During a JSA convention, students engage in a variety of activities including debates, thought-talks, mock trials, and other simulations which critically examine the political landscape. Students can choose from several different topics and activities that are offered in each “activity block” during the conventions.
Debates serve as the cornerstone of the Junior State by giving delegates a forum to express their views in an orderly fashion, while promoting a clash of ideas that leads to deeper understanding of controversial issues. Using parliamentary debate style, delegates develop political awareness, attitudes, and public speaking skills through participation.
What style of debates are used at JSA Conventions?
JSA debates center around “resolutions” that outline the issue being discussed. For example, “resolved, Social Security should be privatized.” Debates begin with six-minute opening speeches by the main affirmative and negative speakers. These two debaters are selected prior to the convention; they research and prepare their arguments beforehand. A pre-selected student moderator guides the action following the opening speeches, where any student in the audience may volunteer for three minute subsequent speeches in support of either side. Download the Junior State Debate Handbook from the Virtual Library for a complete guide to debating in the Junior State.
Students vote for the “Best Speaker” at the end of each debate.
However, the main focus of Junior State debate is to persuade the audience and impart a greater understanding of the issues involved, rather than competition between speakers.
What if a student is not comfortable in a formal debate setting?
Thought talks are student-led discussions on pressing issues or questions. These activities don’t have the formal structure of a debate and allow students to explore issues in-depth in a less confrontational setting. A moderator guides the participants by posing questions and offering facts about the topic.
Students have equal opportunity to express their thoughts and let their comments take the discussion in many different directions. No main speakers are chosen for Thought Talks and no awards are given.

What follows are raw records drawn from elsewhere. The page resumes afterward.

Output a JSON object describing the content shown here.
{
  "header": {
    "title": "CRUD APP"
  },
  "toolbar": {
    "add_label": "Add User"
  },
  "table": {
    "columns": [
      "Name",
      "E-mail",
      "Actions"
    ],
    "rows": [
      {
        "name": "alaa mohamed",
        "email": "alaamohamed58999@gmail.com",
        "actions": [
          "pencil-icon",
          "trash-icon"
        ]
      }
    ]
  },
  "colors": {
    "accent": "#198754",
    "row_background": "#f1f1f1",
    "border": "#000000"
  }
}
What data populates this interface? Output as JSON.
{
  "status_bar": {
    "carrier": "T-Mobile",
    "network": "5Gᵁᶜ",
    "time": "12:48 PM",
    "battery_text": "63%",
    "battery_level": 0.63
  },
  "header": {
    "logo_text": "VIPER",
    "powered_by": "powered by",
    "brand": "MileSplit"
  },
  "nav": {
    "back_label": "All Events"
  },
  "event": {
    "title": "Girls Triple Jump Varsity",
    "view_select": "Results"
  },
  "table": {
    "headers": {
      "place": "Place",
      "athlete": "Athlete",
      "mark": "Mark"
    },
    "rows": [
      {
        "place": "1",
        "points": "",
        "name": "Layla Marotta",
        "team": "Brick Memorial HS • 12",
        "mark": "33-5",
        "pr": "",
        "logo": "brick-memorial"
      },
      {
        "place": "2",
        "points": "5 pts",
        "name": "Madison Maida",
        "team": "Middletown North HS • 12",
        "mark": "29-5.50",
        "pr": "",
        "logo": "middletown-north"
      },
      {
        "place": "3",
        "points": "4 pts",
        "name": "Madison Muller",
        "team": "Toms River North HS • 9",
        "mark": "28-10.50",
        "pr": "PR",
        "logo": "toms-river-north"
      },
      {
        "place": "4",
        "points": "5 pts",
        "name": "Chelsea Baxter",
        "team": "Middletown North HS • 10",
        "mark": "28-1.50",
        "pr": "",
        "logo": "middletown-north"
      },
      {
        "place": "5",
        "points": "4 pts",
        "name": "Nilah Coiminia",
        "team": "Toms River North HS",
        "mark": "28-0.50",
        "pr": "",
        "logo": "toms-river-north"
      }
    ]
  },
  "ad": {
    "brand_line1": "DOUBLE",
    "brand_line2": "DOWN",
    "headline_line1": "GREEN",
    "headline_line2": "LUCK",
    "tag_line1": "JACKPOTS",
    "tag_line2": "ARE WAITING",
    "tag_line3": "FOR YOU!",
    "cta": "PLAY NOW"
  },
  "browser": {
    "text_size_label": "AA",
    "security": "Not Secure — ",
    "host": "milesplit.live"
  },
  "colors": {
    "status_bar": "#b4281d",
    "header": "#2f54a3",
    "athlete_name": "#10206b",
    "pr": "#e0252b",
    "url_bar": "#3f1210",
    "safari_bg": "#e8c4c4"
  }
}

This pressure-free atmosphere engages students very differently than debates and helps students gain confidence in their public speaking skills.
Are there adult speakers at the conventions?
Distinguished politicians, journalists, and public policy experts are invited to address JSA conventions. Past speakers range from Pat Robertson to Ralph Nader to Colin Powell to Joe Trippi and others across the political spectrum. Students have the opportunity to meet and pose questions to key figures from the world of politics.
Some conventions also feature Political Fairs that enable students to meet representatives of lobbying and political groups and get to ask questions regarding their policies and views. In recent years, our Political Fairs have included groups like the National Rifle Association & Handgun Control Inc., NARAL Pro-Choice America & the National Right to Life Organization, the Republican, Democratic, Green, Libertarian and other political parties.